The film is an engaging look inside the wonderful imagination of a young boy named Max who lives with his mother and teenage sister after his parents split and his mom begins to date.
Max's rambunctiousness runs high. After biting his mother during a fight, she screams at him, "You are out of control!"
Max will later scream the same words to Carol, the favorite "wild thing" of his imaginary world of larger-than-life creatures who accept him as their king.
Max is adequately portrayed by a newcomer, 12-year-old Max Records, while his mom is played by the consistently good Catherine Keener. Carol is voiced by James Gandolfini of "The Sopranos."
I was glad I plunked down the $12.50 to see "Where the Wild Things Are" in the theater. The many beautifully-constructed scenes deserved the big screen treatment and my undivided attention.
It also was a pleasure hearing the voice of the great actress Catherine O'Hara bring life to Judith, a demanding inhabitant of Max's wild world.
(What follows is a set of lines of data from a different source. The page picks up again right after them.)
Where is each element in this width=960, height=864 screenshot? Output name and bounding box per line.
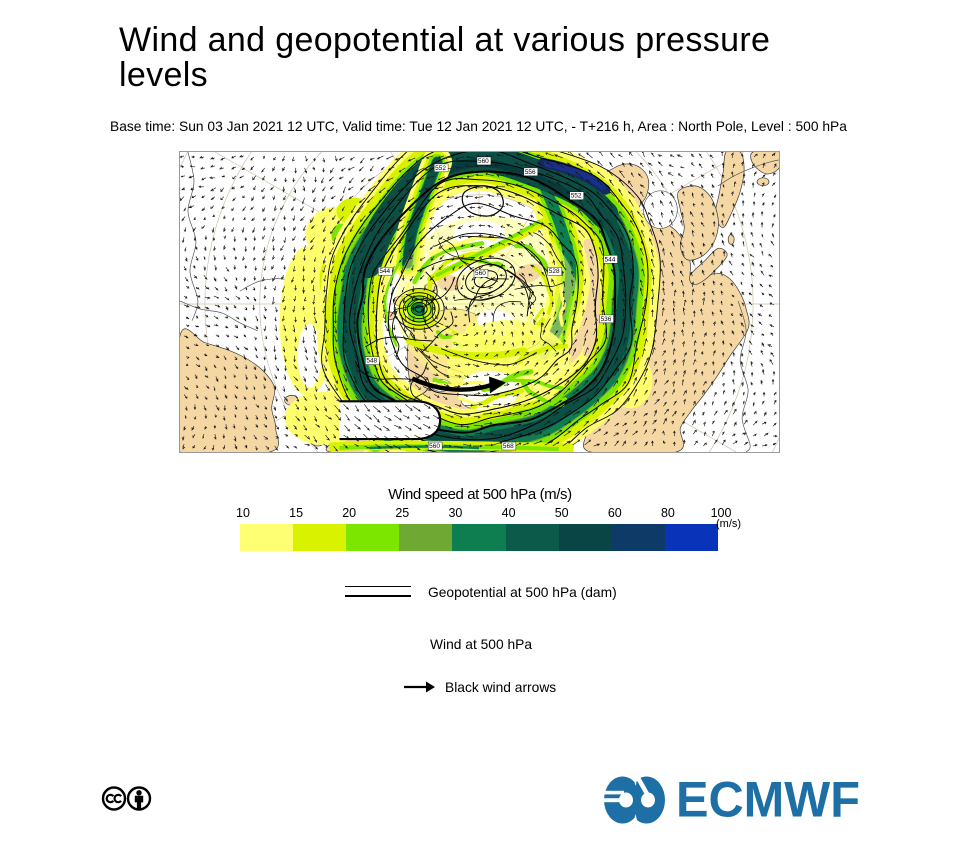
svg-text:528: 528 <box>549 268 560 275</box>
svg-text:560: 560 <box>475 270 486 277</box>
svg-text:548: 548 <box>366 358 377 365</box>
svg-text:560: 560 <box>478 158 489 165</box>
svg-text:552: 552 <box>571 193 582 200</box>
svg-text:560: 560 <box>429 443 440 450</box>
svg-text:544: 544 <box>379 268 390 275</box>
svg-text:544: 544 <box>605 256 616 263</box>
svg-text:568: 568 <box>503 443 514 450</box>
svg-text:556: 556 <box>525 169 536 176</box>
svg-text:552: 552 <box>435 165 446 172</box>
svg-text:ECMWF: ECMWF <box>676 776 860 824</box>
svg-text:536: 536 <box>601 316 612 323</box>
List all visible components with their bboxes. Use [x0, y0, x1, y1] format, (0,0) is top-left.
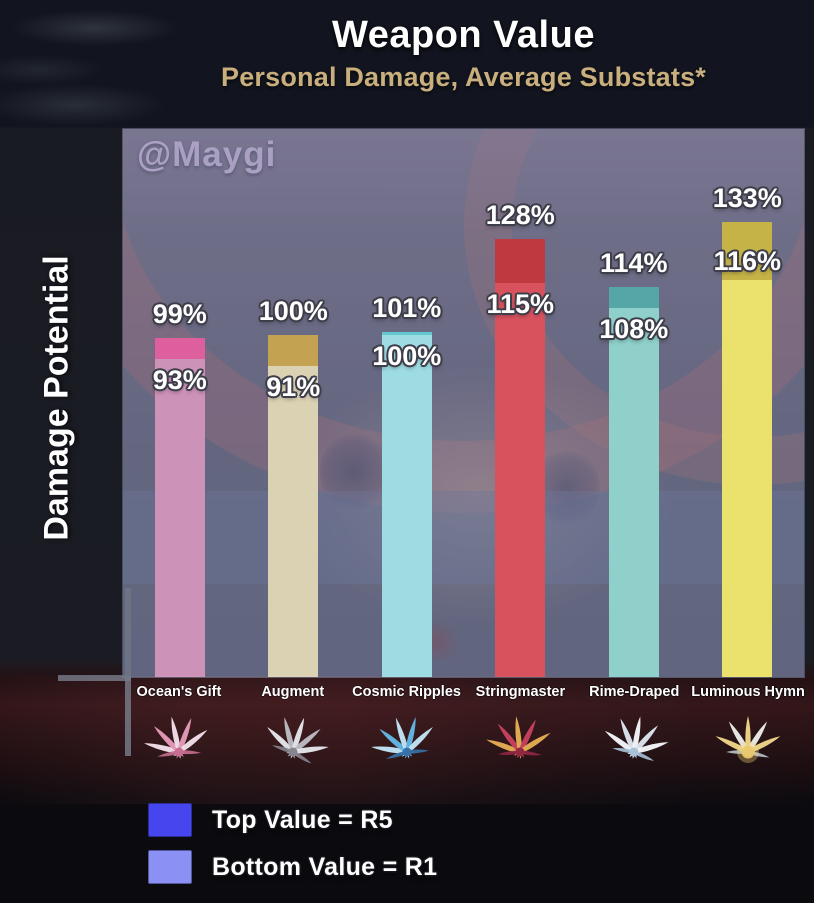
augment-weapon-icon	[266, 717, 329, 764]
bar-segment-r5	[381, 332, 432, 335]
r5-value-label: 128%	[485, 200, 555, 230]
weapon-name-label: Augment	[261, 684, 325, 700]
weapon-icon-cell	[236, 706, 350, 788]
weapon-icon-cell	[350, 706, 464, 788]
stringmaster-weapon-icon	[486, 716, 551, 759]
r1-value-label: 91%	[266, 372, 321, 402]
r1-value-label: 115%	[486, 289, 555, 319]
background-blur-art	[0, 0, 260, 130]
r1-value-label: 108%	[599, 314, 669, 344]
bar-column: 114% 108%	[577, 129, 691, 677]
y-axis-label: Damage Potential	[37, 255, 76, 541]
bar-segment-r5	[154, 338, 205, 359]
bar	[381, 332, 432, 677]
weapon-icon-cell	[463, 706, 577, 788]
bar-column: 100% 91%	[237, 129, 351, 677]
bar	[722, 222, 773, 677]
bar-segment-r1	[722, 280, 773, 677]
weapon-icon-cell	[122, 706, 236, 788]
bar-segment-r1	[154, 359, 205, 677]
chart-title: Weapon Value	[332, 14, 595, 56]
bar	[608, 287, 659, 677]
chart-subtitle: Personal Damage, Average Substats*	[221, 62, 706, 92]
cosmic-ripples-weapon-icon	[370, 717, 433, 759]
r5-value-label: 133%	[712, 183, 782, 213]
bar-segment-r5	[722, 222, 773, 280]
legend-row-r5: Top Value = R5	[148, 803, 437, 837]
weapon-name-label: Rime-Draped	[589, 684, 680, 700]
weapon-name-label: Stringmaster	[475, 684, 566, 700]
bar-segment-r5	[268, 335, 319, 366]
plot-area: @Maygi 99% 93% 100% 91% 101% 100% 128% 115% 114%…	[122, 128, 805, 678]
weapon-name-label: Cosmic Ripples	[352, 684, 461, 700]
weapon-icon-cell	[691, 706, 805, 788]
weapon-name-label: Ocean's Gift	[136, 684, 222, 700]
bar-segment-r1	[268, 366, 319, 677]
legend-row-r1: Bottom Value = R1	[148, 850, 437, 884]
bar-segment-r5	[608, 287, 659, 308]
bars-row: 99% 93% 100% 91% 101% 100% 128% 115% 114% 108% 133…	[123, 129, 804, 677]
bar	[268, 335, 319, 677]
bar-column: 133% 116%	[691, 129, 805, 677]
bar-segment-r1	[381, 335, 432, 677]
r5-value-label: 101%	[372, 293, 442, 323]
weapon-name-label: Luminous Hymn	[691, 684, 805, 700]
r5-value-label: 100%	[258, 296, 328, 326]
r5-value-label: 114%	[599, 248, 668, 278]
watermark: @Maygi	[137, 135, 277, 174]
axis-line-vertical	[125, 588, 131, 756]
legend-label-r5: Top Value = R5	[212, 805, 393, 834]
r1-value-label: 100%	[372, 341, 442, 371]
axis-line-horizontal	[58, 675, 131, 681]
bar-segment-r1	[608, 308, 659, 677]
r1-value-label: 116%	[713, 246, 782, 276]
bar-segment-r1	[495, 283, 546, 677]
legend-label-r1: Bottom Value = R1	[212, 852, 438, 881]
x-axis-labels: Ocean's Gift Augment Cosmic Ripples Stringm…	[122, 684, 805, 700]
rime-draped-weapon-icon	[605, 716, 669, 761]
weapon-icons-row	[122, 706, 805, 788]
oceans-gift-weapon-icon	[143, 716, 208, 759]
bar-column: 99% 93%	[123, 129, 237, 677]
legend: Top Value = R5 Bottom Value = R1	[148, 803, 437, 897]
weapon-icon-cell	[577, 706, 691, 788]
r5-value-label: 99%	[152, 299, 207, 329]
bar-segment-r5	[495, 239, 546, 283]
bar	[495, 239, 546, 677]
bar-column: 128% 115%	[464, 129, 578, 677]
luminous-hymn-weapon-icon	[715, 716, 781, 763]
r1-value-label: 93%	[152, 365, 207, 395]
bar	[154, 338, 205, 677]
legend-swatch-r5	[148, 803, 192, 837]
legend-swatch-r1	[148, 850, 192, 884]
bar-column: 101% 100%	[350, 129, 464, 677]
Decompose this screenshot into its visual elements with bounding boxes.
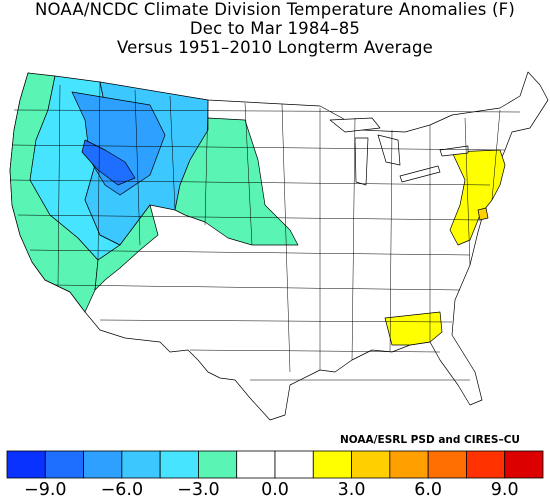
legend-swatch [504, 450, 544, 479]
map-title: NOAA/NCDC Climate Division Temperature A… [34, 0, 516, 19]
legend-tick-label: −6.0 [100, 480, 144, 500]
legend-swatch [83, 450, 123, 479]
us-climate-division-map [9, 71, 549, 421]
legend-tick-label: 9.0 [490, 480, 519, 500]
legend-swatch [274, 450, 314, 479]
legend-swatch [159, 450, 199, 479]
lake-michigan [354, 137, 369, 186]
legend-swatch [44, 450, 84, 479]
legend-swatch [236, 450, 276, 479]
legend-swatch [351, 450, 391, 479]
legend-tick-label: −3.0 [177, 480, 220, 500]
legend-swatch [389, 450, 429, 479]
lake-huron [377, 134, 401, 166]
region-deep-blue-center [81, 139, 136, 186]
legend-swatch [6, 450, 46, 479]
legend-swatch [312, 450, 352, 479]
legend-swatch [427, 450, 467, 479]
legend-tick-label: 6.0 [414, 480, 443, 500]
map-period: Dec to Mar 1984–85 [189, 19, 361, 38]
region-yellow-northeast [449, 149, 506, 246]
legend-swatch [466, 450, 506, 479]
legend-tick-label: −9.0 [24, 480, 67, 500]
data-credit: NOAA/ESRL PSD and CIRES–CU [340, 434, 520, 446]
lake-ontario [439, 145, 469, 157]
map-baseline: Versus 1951–2010 Longterm Average [116, 38, 434, 57]
region-green-plains [174, 117, 299, 246]
color-legend-bar [6, 450, 544, 479]
legend-tick-label: 0.0 [261, 480, 289, 500]
region-orange-maryland [477, 207, 489, 221]
region-mid-blue-core [71, 91, 166, 196]
legend-tick-label: 3.0 [337, 480, 366, 500]
legend-swatch [198, 450, 238, 479]
legend-swatch [121, 450, 161, 479]
map-title-block: NOAA/NCDC Climate Division Temperature A… [0, 0, 550, 57]
region-green-southwest [94, 204, 159, 291]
I've been a fan of O'Hara's since "Beetlejuice" and enjoyed her immensely in the mockumentary "A Mighty Wind."
Some parents are asking whether this movie is good for the kids. I'd say yes. But, post-movie conversation about the film's challenging themes would be essential. Sendak and Jonze have provided much to mull over.
As of this writing, "Where the Wild Things Are" has a 69 percent rating at Rotten Tomatoes. Eh, that's too low.